Fig. 26 Chart of displacement by four methods of the fourth mode and second problem
Fig. 27 Chart of radial stress by four methods of the fourth mode and second problem
Fig. 28 Chart of hoop stress by four methods of the fourth mode and second problem
Fig. 29 Chart of radial strain by four methods of the fourth mode and second problem
Fig. 30 Chart of hoop strain by four methods of the fourth mode and second problem
Overall in this paper, we deliberated two problems; each one of them had a different geometry and loading. It is concluded that the amount of stress and strain will increase with the decrease of disk dimensions as well as an increase in the amount of eccentricity force and temperature difference. The second problem was contemplated in four states and it is concluded that, when adding boundary conditions, as a result to the boost of radial loading, there is an increase in the amount of stress and strain, although it is not very much due to the small the amount of boundary loading relative to the original loading.
Solving the problem by dissimilar methods leads to validate of the results, and the capability of each method in this kind of problems was estimated. VMP method doesn’t lead to any exact answer in nodes, because of the gain of stress and strain in the middle points of each element and discontinuity in the nodes. It is a drawback of this method, but we can compensate this drawback by increasing the number of elements. Runge–Kutta method is an iterative finite element method. The advantage of this method is exact solutions as a result of being exact the own boundary conditions of loading, and the drawback of the method is timeconsuming. It can be said that the Galerkin method is so extensive and each state of this method can be applied the best to answer a family of problems. The Hermitian element method utilized in this paper continues in nodes owing to presence of derivative terms of displacement related to the location in the nodes. This method has the capability of computation of stress and strain in the middle of the element and in the nodes. The critical points of stress in most of the states are in the middle of the disk for radial stress and in the boundaries for environmental stress. At the equivalent stress, this also occurs in the initial and the final terminations of the disk.

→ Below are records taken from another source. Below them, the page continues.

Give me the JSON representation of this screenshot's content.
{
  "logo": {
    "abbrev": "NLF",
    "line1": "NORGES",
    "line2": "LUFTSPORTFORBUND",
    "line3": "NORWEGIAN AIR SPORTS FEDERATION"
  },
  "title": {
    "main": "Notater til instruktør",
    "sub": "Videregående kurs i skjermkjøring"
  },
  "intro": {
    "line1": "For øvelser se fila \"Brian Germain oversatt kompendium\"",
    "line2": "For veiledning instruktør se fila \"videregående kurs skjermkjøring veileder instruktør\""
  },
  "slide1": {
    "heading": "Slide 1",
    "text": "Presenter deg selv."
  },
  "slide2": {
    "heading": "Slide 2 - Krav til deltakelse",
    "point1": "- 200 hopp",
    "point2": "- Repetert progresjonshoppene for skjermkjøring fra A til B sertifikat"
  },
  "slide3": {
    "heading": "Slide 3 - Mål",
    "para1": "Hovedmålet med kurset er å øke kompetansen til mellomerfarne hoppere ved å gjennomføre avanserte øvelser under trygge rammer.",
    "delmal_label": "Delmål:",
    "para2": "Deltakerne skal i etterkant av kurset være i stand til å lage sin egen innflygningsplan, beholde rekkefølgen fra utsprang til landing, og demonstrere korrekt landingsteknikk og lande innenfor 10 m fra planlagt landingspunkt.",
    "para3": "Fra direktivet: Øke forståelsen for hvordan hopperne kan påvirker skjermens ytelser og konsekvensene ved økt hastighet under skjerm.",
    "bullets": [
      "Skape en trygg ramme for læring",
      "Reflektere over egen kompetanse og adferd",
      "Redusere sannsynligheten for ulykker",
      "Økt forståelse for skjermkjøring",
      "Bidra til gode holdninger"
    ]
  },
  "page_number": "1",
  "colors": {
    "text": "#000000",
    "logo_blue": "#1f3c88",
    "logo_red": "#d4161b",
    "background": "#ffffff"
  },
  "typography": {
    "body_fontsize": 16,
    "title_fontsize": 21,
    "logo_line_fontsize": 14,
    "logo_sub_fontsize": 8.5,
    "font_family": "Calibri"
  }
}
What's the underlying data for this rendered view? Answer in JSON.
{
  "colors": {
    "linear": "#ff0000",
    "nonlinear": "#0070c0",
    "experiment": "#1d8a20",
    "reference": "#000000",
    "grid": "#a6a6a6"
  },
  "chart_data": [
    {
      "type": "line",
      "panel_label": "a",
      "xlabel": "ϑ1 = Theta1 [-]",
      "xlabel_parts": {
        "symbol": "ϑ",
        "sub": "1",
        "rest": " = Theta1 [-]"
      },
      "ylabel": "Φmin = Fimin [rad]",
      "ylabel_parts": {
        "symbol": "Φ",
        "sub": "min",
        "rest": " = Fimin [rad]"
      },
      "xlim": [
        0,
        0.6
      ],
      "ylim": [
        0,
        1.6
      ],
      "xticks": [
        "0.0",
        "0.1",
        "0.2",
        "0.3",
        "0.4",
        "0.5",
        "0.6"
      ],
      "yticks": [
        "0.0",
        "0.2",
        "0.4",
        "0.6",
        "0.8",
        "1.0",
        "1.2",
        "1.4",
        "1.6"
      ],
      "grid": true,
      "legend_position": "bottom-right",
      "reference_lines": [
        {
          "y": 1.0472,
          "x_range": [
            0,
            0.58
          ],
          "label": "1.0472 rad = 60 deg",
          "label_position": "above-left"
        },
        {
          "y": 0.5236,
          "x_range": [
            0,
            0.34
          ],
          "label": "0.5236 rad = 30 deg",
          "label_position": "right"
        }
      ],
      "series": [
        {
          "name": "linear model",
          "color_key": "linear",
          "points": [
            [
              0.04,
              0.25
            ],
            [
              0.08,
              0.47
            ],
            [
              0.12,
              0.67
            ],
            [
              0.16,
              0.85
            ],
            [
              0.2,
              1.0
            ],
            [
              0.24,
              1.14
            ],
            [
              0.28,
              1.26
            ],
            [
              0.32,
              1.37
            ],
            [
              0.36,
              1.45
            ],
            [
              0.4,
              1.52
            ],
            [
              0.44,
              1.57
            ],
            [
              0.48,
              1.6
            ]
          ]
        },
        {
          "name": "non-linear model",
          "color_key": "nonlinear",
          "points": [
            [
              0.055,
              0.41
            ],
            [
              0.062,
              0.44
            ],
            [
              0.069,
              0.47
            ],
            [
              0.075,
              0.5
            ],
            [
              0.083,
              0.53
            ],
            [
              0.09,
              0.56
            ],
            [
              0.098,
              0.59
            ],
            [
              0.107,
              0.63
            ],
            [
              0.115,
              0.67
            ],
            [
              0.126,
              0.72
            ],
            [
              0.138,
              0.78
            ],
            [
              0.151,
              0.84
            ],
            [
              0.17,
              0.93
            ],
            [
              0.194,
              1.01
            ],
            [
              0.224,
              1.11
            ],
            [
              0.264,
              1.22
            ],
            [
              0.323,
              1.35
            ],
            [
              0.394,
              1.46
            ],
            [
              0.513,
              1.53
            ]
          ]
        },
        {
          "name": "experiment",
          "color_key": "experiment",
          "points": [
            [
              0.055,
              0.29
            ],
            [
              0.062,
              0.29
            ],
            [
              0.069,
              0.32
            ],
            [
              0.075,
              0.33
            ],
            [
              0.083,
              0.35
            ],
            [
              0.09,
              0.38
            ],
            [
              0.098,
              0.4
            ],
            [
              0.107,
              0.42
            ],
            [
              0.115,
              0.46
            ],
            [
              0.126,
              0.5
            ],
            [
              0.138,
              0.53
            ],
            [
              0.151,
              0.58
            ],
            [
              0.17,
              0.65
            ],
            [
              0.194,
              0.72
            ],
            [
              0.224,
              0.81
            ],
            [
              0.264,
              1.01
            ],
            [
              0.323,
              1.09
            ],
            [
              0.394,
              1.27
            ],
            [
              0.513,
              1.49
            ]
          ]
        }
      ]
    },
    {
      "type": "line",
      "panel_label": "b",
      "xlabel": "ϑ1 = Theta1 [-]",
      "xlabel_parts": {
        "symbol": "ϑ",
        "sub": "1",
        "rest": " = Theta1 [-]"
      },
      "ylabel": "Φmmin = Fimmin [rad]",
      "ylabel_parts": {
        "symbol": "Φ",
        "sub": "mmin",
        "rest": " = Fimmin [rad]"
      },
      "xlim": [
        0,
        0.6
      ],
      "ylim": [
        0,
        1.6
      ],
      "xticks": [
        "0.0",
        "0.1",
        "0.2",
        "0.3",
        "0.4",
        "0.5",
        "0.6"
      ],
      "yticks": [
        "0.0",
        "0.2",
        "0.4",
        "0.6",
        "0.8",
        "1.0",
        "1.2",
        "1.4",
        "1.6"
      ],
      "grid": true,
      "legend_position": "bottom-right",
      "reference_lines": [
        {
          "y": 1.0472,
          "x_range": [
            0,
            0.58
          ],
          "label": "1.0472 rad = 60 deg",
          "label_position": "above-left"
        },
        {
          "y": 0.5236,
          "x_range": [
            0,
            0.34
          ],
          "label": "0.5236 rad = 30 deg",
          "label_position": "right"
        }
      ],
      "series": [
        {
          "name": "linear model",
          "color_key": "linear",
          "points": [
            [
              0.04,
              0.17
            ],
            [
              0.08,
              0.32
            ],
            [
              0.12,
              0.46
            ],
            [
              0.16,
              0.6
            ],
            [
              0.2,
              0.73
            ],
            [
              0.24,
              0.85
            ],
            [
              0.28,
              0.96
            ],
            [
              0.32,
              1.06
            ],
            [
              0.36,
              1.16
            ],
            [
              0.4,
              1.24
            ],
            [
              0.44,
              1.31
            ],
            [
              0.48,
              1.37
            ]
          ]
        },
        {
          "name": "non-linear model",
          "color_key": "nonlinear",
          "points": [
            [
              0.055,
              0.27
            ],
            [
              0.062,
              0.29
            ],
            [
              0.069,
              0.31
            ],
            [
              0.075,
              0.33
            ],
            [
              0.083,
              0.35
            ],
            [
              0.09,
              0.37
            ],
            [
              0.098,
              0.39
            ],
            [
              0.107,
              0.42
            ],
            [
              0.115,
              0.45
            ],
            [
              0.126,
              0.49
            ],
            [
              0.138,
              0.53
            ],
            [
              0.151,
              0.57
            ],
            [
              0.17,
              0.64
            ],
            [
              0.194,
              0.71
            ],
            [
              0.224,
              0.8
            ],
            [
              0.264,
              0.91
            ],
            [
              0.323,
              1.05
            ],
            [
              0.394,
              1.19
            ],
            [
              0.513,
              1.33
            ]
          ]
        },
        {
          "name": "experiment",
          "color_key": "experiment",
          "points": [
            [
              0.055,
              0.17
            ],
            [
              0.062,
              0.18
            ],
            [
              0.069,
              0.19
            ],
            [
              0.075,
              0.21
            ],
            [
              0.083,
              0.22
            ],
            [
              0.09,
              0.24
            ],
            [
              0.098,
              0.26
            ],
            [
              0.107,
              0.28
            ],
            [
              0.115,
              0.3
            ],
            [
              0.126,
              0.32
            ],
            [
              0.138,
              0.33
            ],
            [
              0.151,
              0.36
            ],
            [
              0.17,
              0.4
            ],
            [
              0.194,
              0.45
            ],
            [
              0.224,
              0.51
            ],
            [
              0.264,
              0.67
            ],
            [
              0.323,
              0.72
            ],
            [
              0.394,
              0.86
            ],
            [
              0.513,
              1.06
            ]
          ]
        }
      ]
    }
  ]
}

Comparing two numerical computed problems (section 5.1 with 5.3) reducing disk size, lead to decreasing maximum displacement of 0.00083m to 0.00068 m, increasing the maximum radial stress value from 51 MPa to 240 MPa and increasing the maximum environmental stress from 160 MPa to 580 MPa. Also, values of radial and environmental strains increased from 0.0025 to 0.0065 and from 0.0023 to 0.0095, respectively.
Comparing the first problem with properties independent of temperature with properties dependence to temperature (results in sec. 5.1 and 5.2) shows that considering thermal effects i.e., the results of Section 5.1 in comparison with Section 5.2, cause increase in maximum displacement from 0.00083 to 0.0019 mm, in maximum radial stress from 51 to 79 MPa and in maximum environmental stress from 160 MPa to 210 MPa. Moreover, values of radial and environmental strains increased from 0.0025 to 0.012 and from 0.0023 to 0.0038 respectively.
Comparing the ideal loading condition for the second problem (Section 5.3) with the most critical condition of second problem (Section 5.6) shows that the maximum displacement increased from 0.00068 to 0.00078 mm, the maximum radial stress increased from 240 to 340 MPa, and the maximum environmental stress increased from 580 to 700 MPa. Also, values of radial and environmental strains increased and reduced from 0.0065 to 0.018 and from 0.0095 to 0.0093, respectively.